To make certain of its capabilities to reply None if it may well’t discover something, I requested Qwen to extract the Bnr (constructing quantity), which isn’t out there on this instance. Operating the code under:
user_prompt = """
Extract the next info from the picture, and reply in JSON format:
{
"date": "The date of the doc. In format YYYY-MM-DD.",
"tackle": "The tackle talked about within the doc.",
"Bnr": "The constructing quantity (Bnr) talked about within the doc.",
"scale": "The size (målestokk) talked about within the doc.",
}
For those who can't discover the knowledge, reply with None. The return object should be a legitimate JSON object. Reply solely the JSON object, no different textual content.
"""
max_new_tokens = 1024
image_paths = ["example-doc-site-plan-cropped.jpg"]
output = inference(system_prompt, user_prompt, max_new_tokens, image_paths, max_image_size=1536)
print(output)
I get:
{
"date": "2014-01-23",
"tackle": "Camilla Colletts vei 15",
"Bnr": None,
"scale": "1:500"
}
In order you’ll be able to see, Qwen does handle to tell us if info is just not current within the doc.
Imaginative and prescient language fashions’ downsides
I might additionally like to notice that there are some points with imaginative and prescient language fashions as effectively. The picture I examined OCR and data extraction with is a comparatively easy picture.
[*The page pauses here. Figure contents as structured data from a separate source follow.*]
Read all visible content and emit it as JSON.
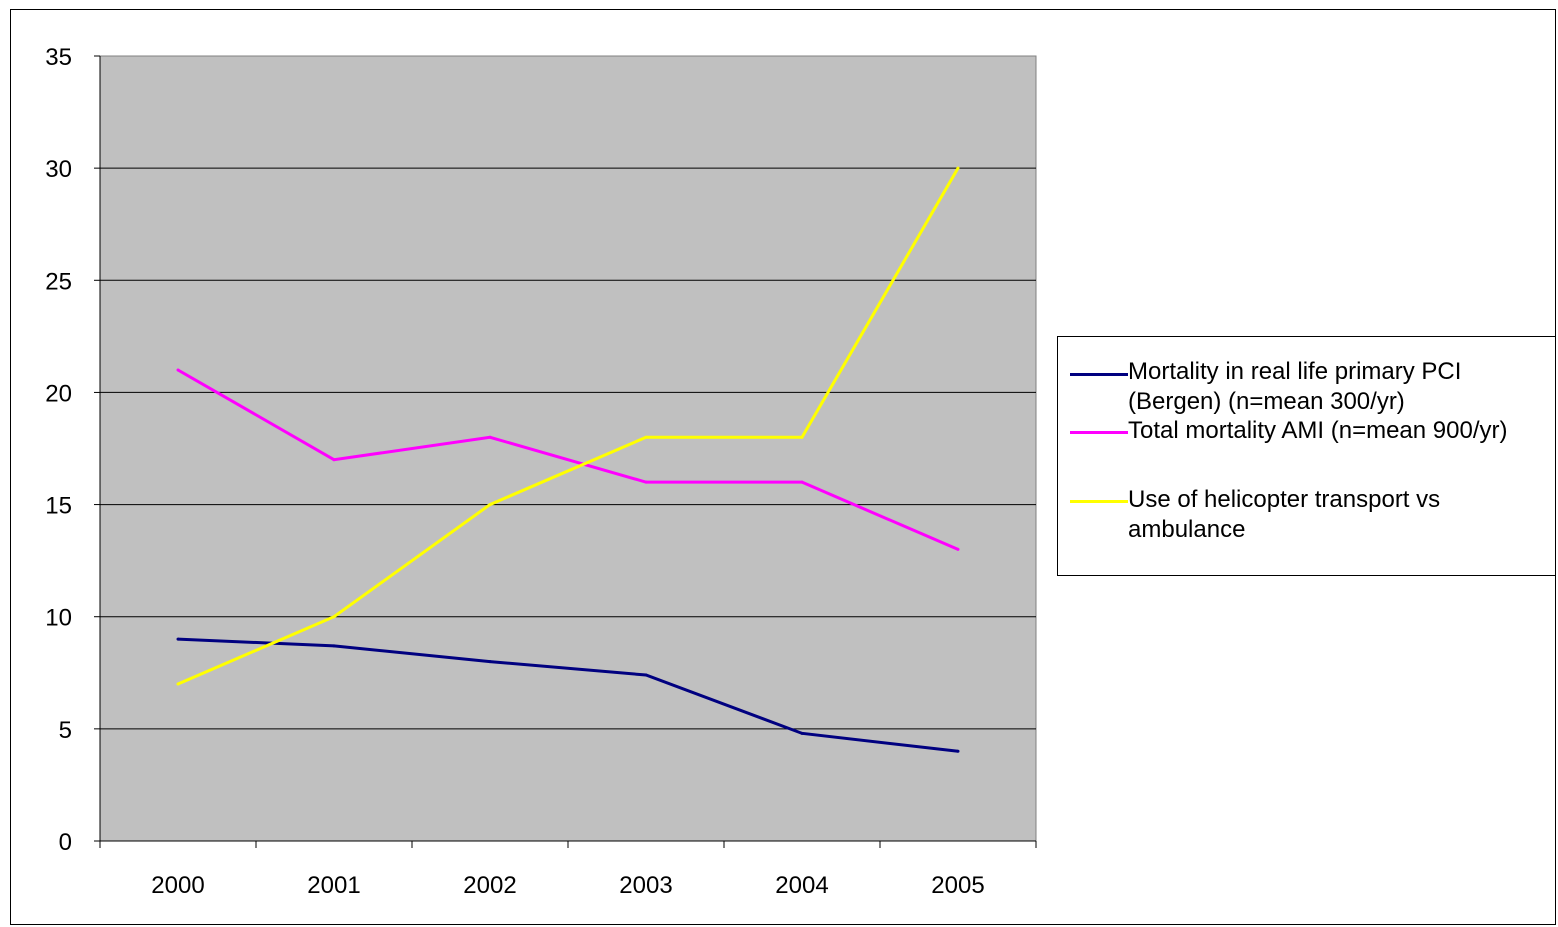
{
  "chart_data": {
    "type": "line",
    "title": "",
    "xlabel": "",
    "ylabel": "",
    "categories": [
      "2000",
      "2001",
      "2002",
      "2003",
      "2004",
      "2005"
    ],
    "ylim": [
      0,
      35
    ],
    "yticks": [
      "0",
      "5",
      "10",
      "15",
      "20",
      "25",
      "30",
      "35"
    ],
    "grid": true,
    "plot_background": "#c0c0c0",
    "legend_position": "right",
    "series": [
      {
        "name": "Mortality in real life primary PCI (Bergen) (n=mean 300/yr)",
        "color": "#000080",
        "values": [
          9,
          8.7,
          8,
          7.4,
          4.8,
          4
        ]
      },
      {
        "name": "Total mortality AMI (n=mean 900/yr)",
        "color": "#ff00ff",
        "values": [
          21,
          17,
          18,
          16,
          16,
          13
        ]
      },
      {
        "name": "Use of helicopter transport vs ambulance",
        "color": "#ffff00",
        "values": [
          7,
          10,
          15,
          18,
          18,
          30
        ]
      }
    ]
  }
}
To actually take a look at the capabilities of Qwen 3, I must expose it to tougher duties, for instance, extracting extra textual content from an extended doc or making it extract extra metadata fields.
The primary present downsides with VLMs, from what I’ve seen, are:
- Typically lacking textual content with OCR
- Inference is sluggish
VLMs lacking textual content when performing OCR is one thing I’ve noticed just a few occasions. When it occurs, the VLM usually simply misses a bit of the doc and utterly ignores the textual content. That is naturally very problematic, because it might miss textual content that’s crucial for downstream duties like performing key phrase searches. The rationale this occurs is an advanced matter that’s out of scope for this text, nevertheless it’s an issue try to be conscious of in the event you’re performing OCR with VLMs.
Moreover, VLMs require quite a lot of processing energy. I’m operating regionally on my PC, although I’m additionally operating a really small mannequin. I began experiencing reminiscence points after I merely wished to course of a picture with dimensions of 2048×2048, which is problematic if I wish to carry out textual content extraction from bigger paperwork. You’ll be able to thus think about how resource-intensive it’s to use VLMs to both:
- Extra pictures directly (for instance, processing a 10-page doc)
- Processing paperwork of upper resolutions
- Utilizing a bigger VLM, with extra parameters
Conclusion
On this article, I’ve mentioned VLMs, the place I began off discussing why we want VLMs, highlighting how some duties require each textual content and the visible place of the textual content. Moreover, I highlighted some duties you’ll be able to carry out with VLMs and the way Qwen 3 VL was in a position to carry out these duties. I believe the imaginative and prescient modality can be increasingly more essential within the coming years. Up till a yr in the past, virtually all focus was on pure textual content fashions. Nevertheless, to realize much more highly effective fashions, we have to make the most of the imaginative and prescient modality, which is the place I consider VLMs can be extremely essential.